L’époque du « miracle irlandais » est révolue. Après avoir vu son économie croître en moyenne de 7 % par année de 1994 à 2004, l’Irlande est aujourd’hui en crise.

La malédiction irlandaise
Photo : iStock

Le PIB a fondu de 15 %, la dette publique sera aussi élevée que celui-ci cette année, le chômage atteint 14 %, les jeunes Irlandais s’exilent.

EFFET DOMINO

L’Irlande, l’une des économies les plus pauvres d’Europe jusque dans les années 1990, a prospéré grâce à l’aide financière massive de l’Union européenne et à une fiscalité très avantageuse pour les sociétés (taux d’imposition minime de 12,5 %, par exemple).

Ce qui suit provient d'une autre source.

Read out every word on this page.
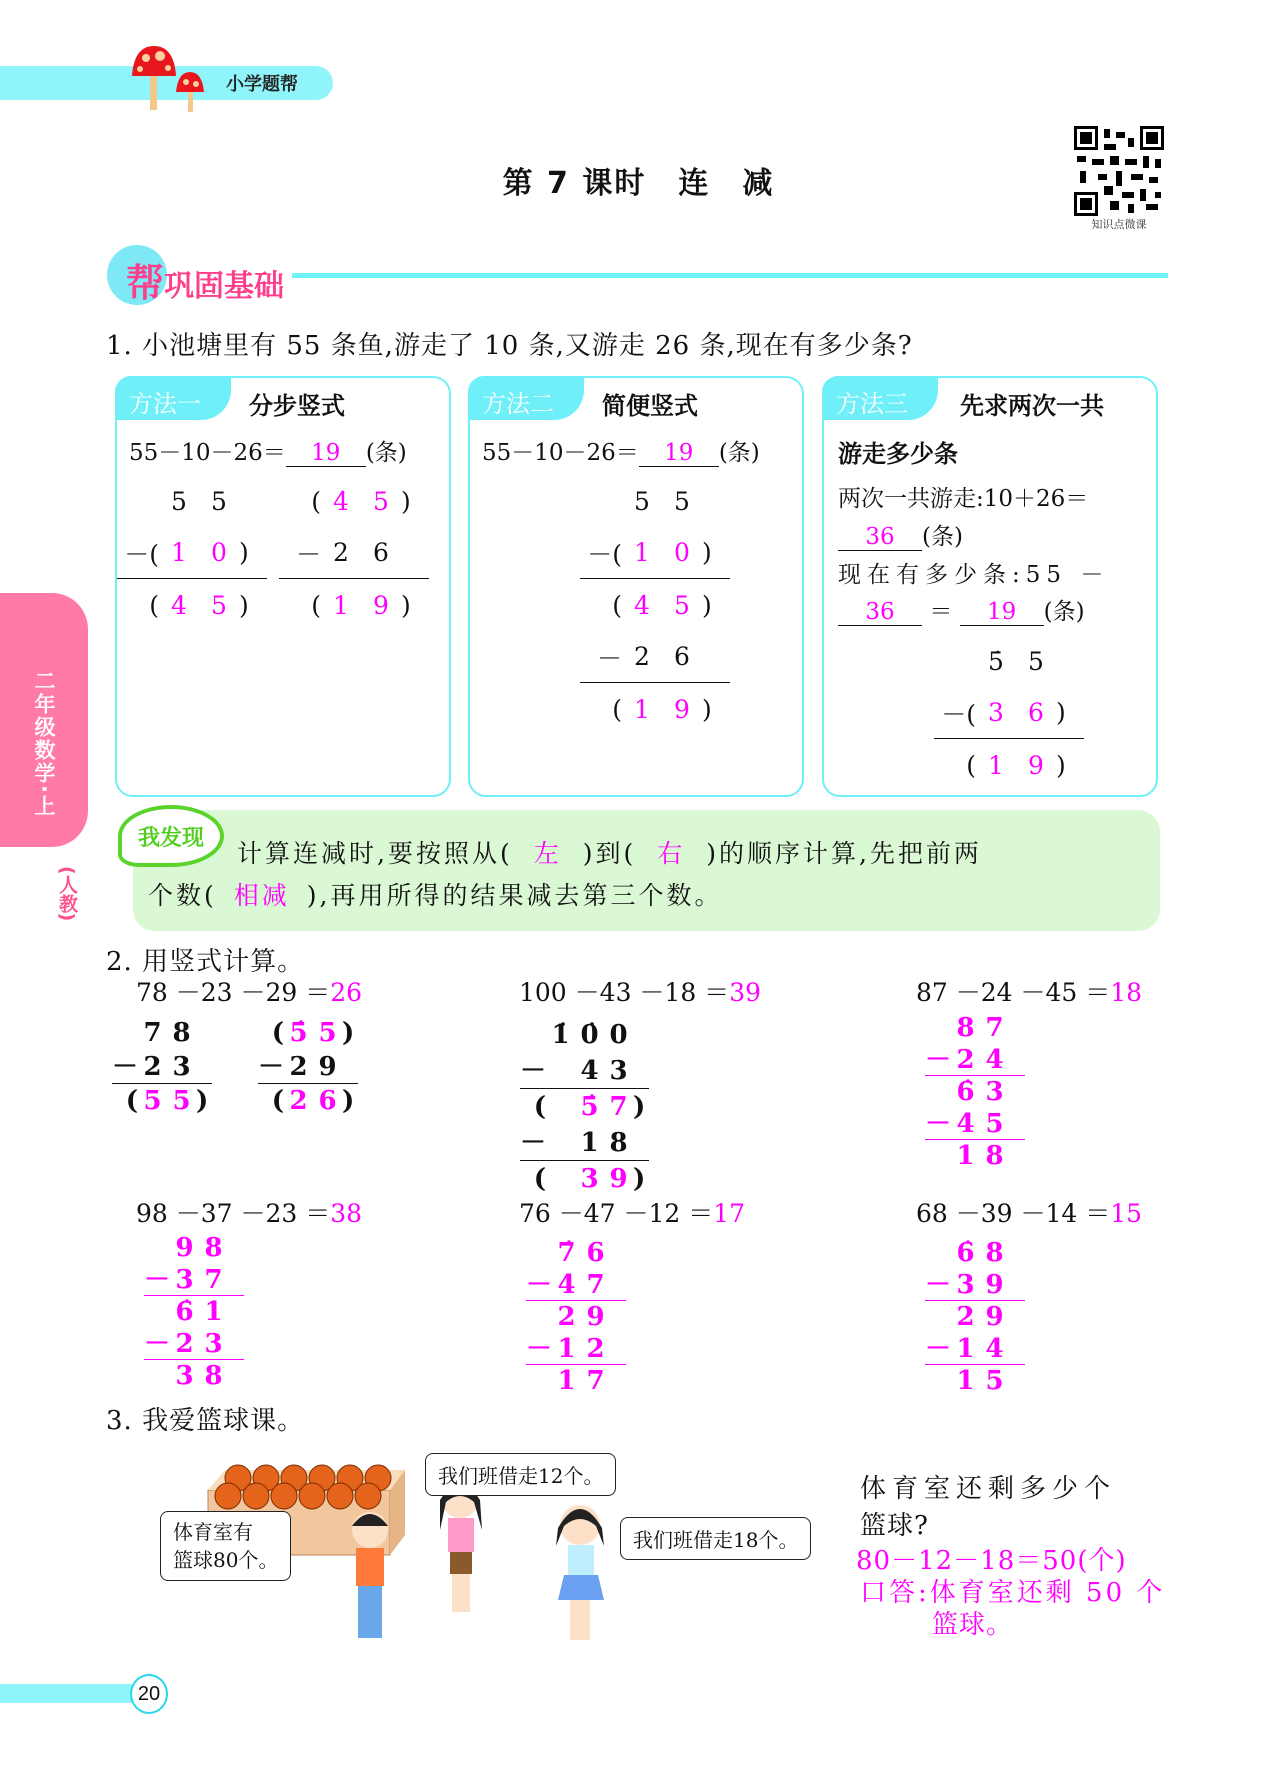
小学题帮
第 7 课时　连　减
知识点微课
帮巩固基础
二年级数学·上
(人教)
1. 小池塘里有 55 条鱼,游走了 10 条,又游走 26 条,现在有多少条?
方法一	分步竖式
55－10－26＝ 19 (条)
5 5
－( 1 0 )
( 4 5 )
( 4̇ 5 )
－ 2 6
( 1 9 )
方法二	简便竖式
55－10－26＝ 19 (条)
5 5
－( 1 0 )
( 4̇ 5 )
－ 2 6
( 1 9 )
方法三	先求两次一共
游走多少条
两次一共游走:10＋26＝
36 (条)
现在有多少条:55 －
36 ＝ 19 (条)
5̇ 5
－( 3 6 )
( 1 9 )
计算连减时,要按照从( 左 )到( 右 )的顺序计算,先把前两
个数( 相减 ),再用所得的结果减去第三个数。
我发现
2. 用竖式计算。
78 －23 －29 ＝26	100 －43 －18 ＝39	87 －24 －45 ＝18
98 －37 －23 ＝38	76 －47 －12 ＝17	68 －39 －14 ＝15
7 8
－ 2 3
( 5 5 )
( 5̇ 5 )
－ 2 9
( 2 6 )
1̇ 0̇ 0
－ 4 3
( 5̇ 7 )
－ 1 8
( 3 9 )
8 7
－ 2 4
6̇ 3
－ 4 5
1 8
9 8
－ 3 7
6̇ 1
－ 2 3
3 8
7̇ 6
－ 4 7
2 9
－ 1 2
1 7
6̇ 8
－ 3 9
2 9
－ 1 4
1 5
3. 我爱篮球课。
体育室有
篮球80个。
我们班借走12个。
我们班借走18个。
体育室还剩多少个
篮球?
80－12－18＝50(个)
口答:体育室还剩 50 个
篮球。
20
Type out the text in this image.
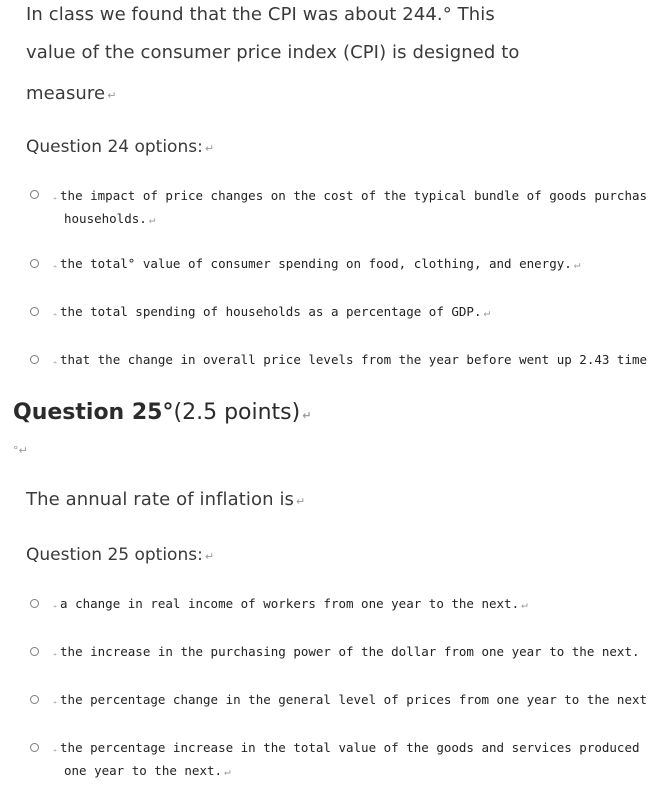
In class we found that the CPI was about 244.° This
value of the consumer price index (CPI) is designed to
measure ↵
Question 24 options: ↵
₊ the impact of price changes on the cost of the typical bundle of goods purchas
households. ↵
₊ the total° value of consumer spending on food, clothing, and energy. ↵
₊ the total spending of households as a percentage of GDP. ↵
₊ that the change in overall price levels from the year before went up 2.43 time
Question 25°(2.5 points) ↵
°↵
The annual rate of inflation is ↵
Question 25 options: ↵
₊ a change in real income of workers from one year to the next. ↵
₊ the increase in the purchasing power of the dollar from one year to the next.
₊ the percentage change in the general level of prices from one year to the next
₊ the percentage increase in the total value of the goods and services produced
one year to the next. ↵
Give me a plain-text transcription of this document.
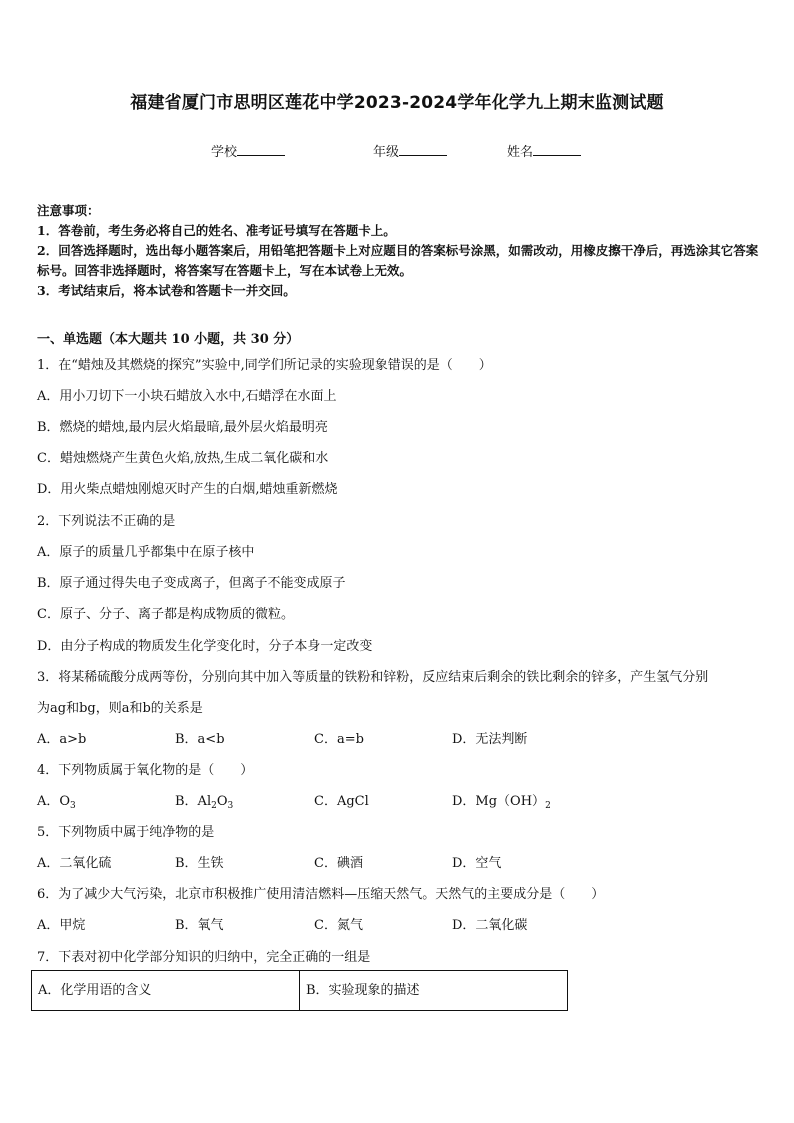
福建省厦门市思明区莲花中学2023-2024学年化学九上期末监测试题
学校	年级	姓名
注意事项：
1．答卷前，考生务必将自己的姓名、准考证号填写在答题卡上。
2．回答选择题时，选出每小题答案后，用铅笔把答题卡上对应题目的答案标号涂黑，如需改动，用橡皮擦干净后，再选涂其它答案标号。回答非选择题时，将答案写在答题卡上，写在本试卷上无效。
3．考试结束后，将本试卷和答题卡一并交回。
一、单选题（本大题共 10 小题，共 30 分）
1．在“蜡烛及其燃烧的探究”实验中,同学们所记录的实验现象错误的是（　　）
A．用小刀切下一小块石蜡放入水中,石蜡浮在水面上
B．燃烧的蜡烛,最内层火焰最暗,最外层火焰最明亮
C．蜡烛燃烧产生黄色火焰,放热,生成二氧化碳和水
D．用火柴点蜡烛刚熄灭时产生的白烟,蜡烛重新燃烧
2．下列说法不正确的是
A．原子的质量几乎都集中在原子核中
B．原子通过得失电子变成离子，但离子不能变成原子
C．原子、分子、离子都是构成物质的微粒。
D．由分子构成的物质发生化学变化时，分子本身一定改变
3．将某稀硫酸分成两等份，分别向其中加入等质量的铁粉和锌粉，反应结束后剩余的铁比剩余的锌多，产生氢气分别
为ag和bg，则a和b的关系是
A．a>b	B．a<b	C．a=b	D．无法判断
4．下列物质属于氧化物的是（　　）
A．$O_3$	B．$Al_2O_3$	C．AgCl	D．$Mg(OH)_2$
5．下列物质中属于纯净物的是
A．二氧化硫	B．生铁	C．碘酒	D．空气
6．为了减少大气污染，北京市积极推广使用清洁燃料—压缩天然气。天然气的主要成分是（　　）
A．甲烷	B．氧气	C．氮气	D．二氧化碳
7．下表对初中化学部分知识的归纳中，完全正确的一组是
A．化学用语的含义	B．实验现象的描述
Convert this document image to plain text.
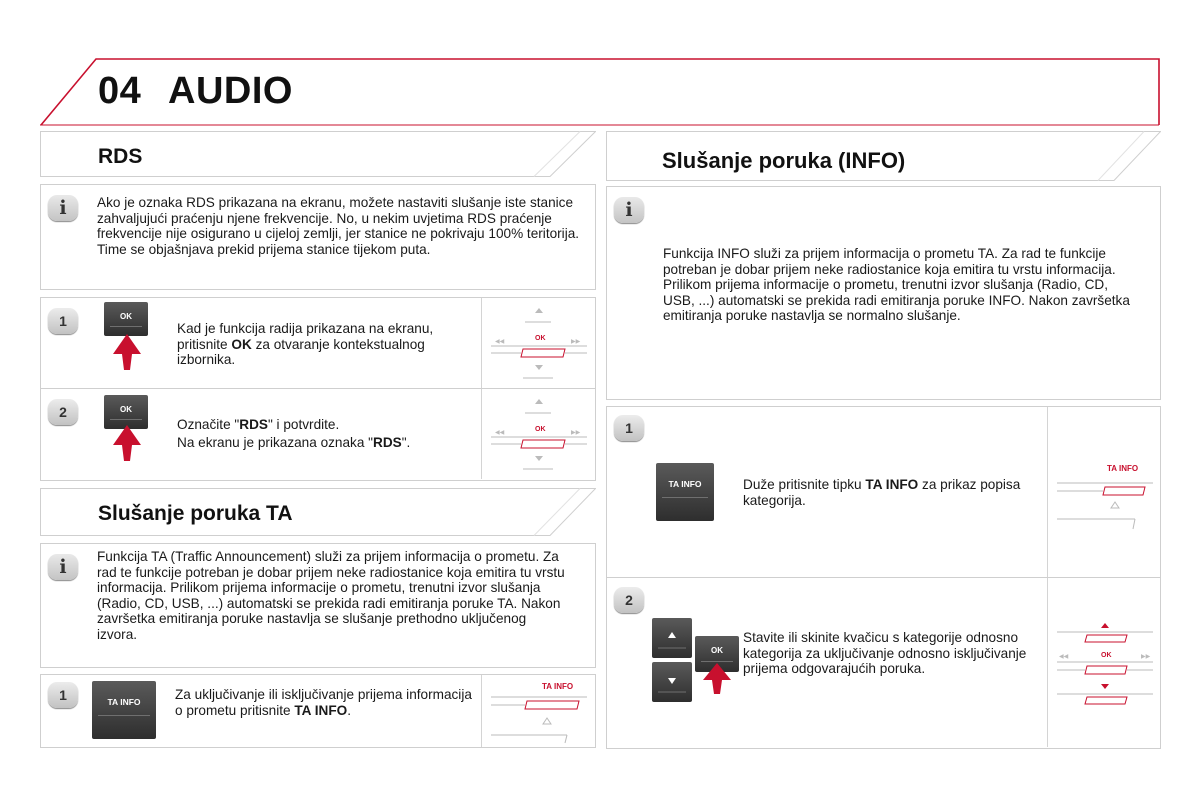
04 AUDIO
RDS
i	Ako je oznaka RDS prikazana na ekranu, možete nastaviti slušanje iste stanice zahvaljujući praćenju njene frekvencije. No, u nekim uvjetima RDS praćenje frekvencije nije osigurano u cijeloj zemlji, jer stanice ne pokrivaju 100% teritorija. Time se objašnjava prekid prijema stanice tijekom puta.
1	OK
Kad je funkcija radija prikazana na ekranu, pritisnite OK za otvaranje kontekstualnog izbornika.
◀◀	▶▶
OK
2	OK
Označite "RDS" i potvrdite.
Na ekranu je prikazana oznaka "RDS".
◀◀	▶▶
OK
Slušanje poruka TA
i	Funkcija TA (Traffic Announcement) služi za prijem informacija o prometu. Za rad te funkcije potreban je dobar prijem neke radiostanice koja emitira tu vrstu informacija. Prilikom prijema informacije o prometu, trenutni izvor slušanja (Radio, CD, USB, ...) automatski se prekida radi emitiranja poruke TA. Nakon završetka emitiranja poruke nastavlja se slušanje prethodno uključenog izvora.
1	TA INFO	Za uključivanje ili isključivanje prijema informacija o prometu pritisnite TA INFO.
TA INFO
Slušanje poruka (INFO)
i
Funkcija INFO služi za prijem informacija o prometu TA. Za rad te funkcije potreban je dobar prijem neke radiostanice koja emitira tu vrstu informacija. Prilikom prijema informacije o prometu, trenutni izvor slušanja (Radio, CD, USB, ...) automatski se prekida radi emitiranja poruke INFO. Nakon završetka emitiranja poruke nastavlja se normalno slušanje.
1
TA INFO	Duže pritisnite tipku TA INFO za prikaz popisa kategorija.
TA INFO
2
OK
Stavite ili skinite kvačicu s kategorije odnosno kategorija za uključivanje odnosno isključivanje prijema odgovarajućih poruka.
◀◀	▶▶
OK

Cette prospérité a mené à une bulle immobilière, qui a fait grimper les prix des maisons de 450 % en une décennie. Puis, en 2008, cette bulle a éclaté et a engen­dré une crise financière. Les banques, qui avaient fortement investi dans le marché immobilier, ont écopé. Leur sauvetage pourrait coûter jusqu’à 50 milliards d’euros, soit le quart du PIB du pays !

AUSTÉRITÉ EXTRÊME

Au lieu de recourir au Fonds monétaire international et au Fonds de sauvetage européen, qui vient en aide aux pays d’Europe au bord de la faillite, l’Irlande adoptera en décembre le budget le plus austère de son histoire. Aux mesures instaurées depuis 2008 – réduction de 15 % du salaire des fonction­naires, diminution des allocations familiales et des prestations de chômage – s’ajouteront de nouvelles compressions de dépenses ainsi que des hausses d’impôts.

EXODE URBAIN

Délaissée pendant le boum, l’agriculture fait un retour. Les ouvriers quittent le secteur de la construction et achètent des terres, dont les prix (les plus élevés d’Europe en 2006) ont chuté de 43 % l’an dernier. Résultat : les exportations de produits agricoles, qui avaient connu un recul de 12 % en 2009, viennent de bondir de 5,4 %.